L’universalisme et l’amour

L’universalisme a toujours été plus ou moins à l’ordre du jour ; il traverse toute l’Histoire y compris celle des religions dites du Livre. Le plus souvent il a été confondu avec l’expansionnisme où les idéologies politiques, l’appât du gain, n’ont plus rien à voir avec l’idée matrice de base : proclamer, témoigner de la vérité de l’existence d’un Dieu de paix et d’amour. L’homme, par nature, par expérience, est porté vers cet universalisme qui le fascine et l’inquiète. Mais sur quoi le construire ? C’est un fait, depuis toujours, l’homme traverse des passages incontournables : il connaît la souffrance, la joie, la peine, la fête. Mais il est porté par le désir et l’amour. Ce dernier ne serait-il pas la pierre angulaire, le fondement par excellence de sa recherche éperdue ?

Universalisme de l’amour

En effet, force est de constater que l’amour n’est pas la marque du seul christianisme ; depuis des siècles, l’Hindouisme, entre autres, a repéré la voie de la Bhakti, à savoir le chemin spirituel de l’amour, de la dévotion envers la Divinité – chemin qui conduit à des sommets de la spiritualité universelle. Lorsque Saint Augustin (IVe s.) met en tension la Cité de Dieu et la Cité terrestre, lorsqu’il avance l’espérance d’une cité de Dieu où se réaliserait toute la complétude désirante de l’humanité, il ne fait que traduire son attente d’un universalisme d’amour enfin réalisé. Toute la Bible porte vers cette espérance.
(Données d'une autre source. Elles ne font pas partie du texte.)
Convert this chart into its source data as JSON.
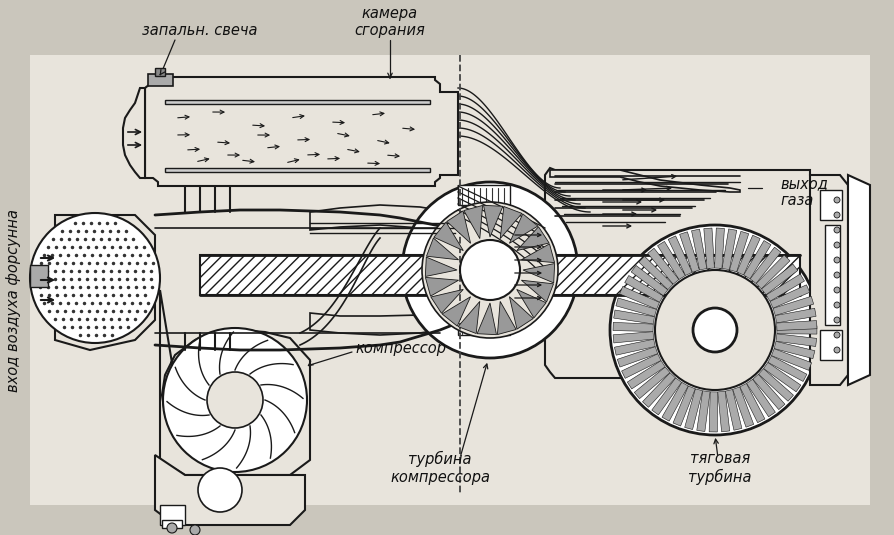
{
  "bg_color": "#cac6bc",
  "paper_color": "#e8e4dc",
  "line_color": "#1a1a1a",
  "labels": {
    "zapalnya_svecha": "запальн. свеча",
    "kamera_sgoraniya": "камера\nсгорания",
    "vkhod_vozdukha_f": "вход воздуха форсунна",
    "vykhod_gaza": "выход\nгаза",
    "kompressor": "компрессор",
    "turbina_kompressora": "турбина\nкомпрессора",
    "tyagovaya_turbina": "тяговая\nтурбина"
  },
  "fig_width": 8.95,
  "fig_height": 5.35,
  "dpi": 100
}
La gloire de Dieu « remplit les cieux et la terre », c’est-à-dire tout l’univers. Cette gloire divine, que Calvin met au-dessus de tout, reste le but ultime de toute vie chrétienne, dans ses aspects les plus humbles, les plus simples, dans ses rapports aux autres. Les textes johanniques sont particulièrement forts : « Dieu est amour » (1 Jn 4,8 et 16) « Et cet amour consiste non pas en ce que nous avons aimé Dieu, mais en ce qu’il nous a aimés le premier » (1 Jn 4,10). L’amour de Dieu (génitif subjectif) et l’amour pour Dieu sont en étroite relation. L’amour a été chanté, décliné, prêché sous toutes ses formes depuis les plus hauts sommets de la mystique universelle, presque toujours teintée d’un érotisme plus ou moins sublimé, jusqu’à ses aspects les plus triviaux ; mais dans ce cas, était-ce encore l’amour ?

Anthropomorphismes

Pour le théologien, l’amour figure, traditionnellement, parmi les attributs ou qualités en Dieu. Or, en ce qui concerne le champ de la « connaissance » de Dieu (la question « qui est Dieu ? »), il est amené à énumérer des propriétés, des perfections, donc des attributs, lesquels ne seraient qu’ébauchés chez l’homme en marche vers sa fin. Certain sont communicables (amour, miséricorde…), d’autres ne le sont pas (unité, infinité…). Dans cette perspective, Dieu a donc été revêtu de toutes les qualités rêvées par l’homme jusqu’à courir le risque d’en faire une idole par excès d’anthropomorphisme. Calvin, toujours prudent, souligne que « la connaissance de Dieu consiste plus en vive expérience qu’en vaine spéculation » (Institution de la religion chrétienne, 1541). Il ne retient que les attributs (vertus) « que nous avons noté reluire au ciel et en la terre à scavoir clémence, bonté miséricorde, justice, jugement et vérité ». Il note également la puissance, la sainteté. L’amour de Dieu, attribut communicable par excellence, n’est pas cité. Bien entendu, le Réformateur ne l’ignore pas pour autant.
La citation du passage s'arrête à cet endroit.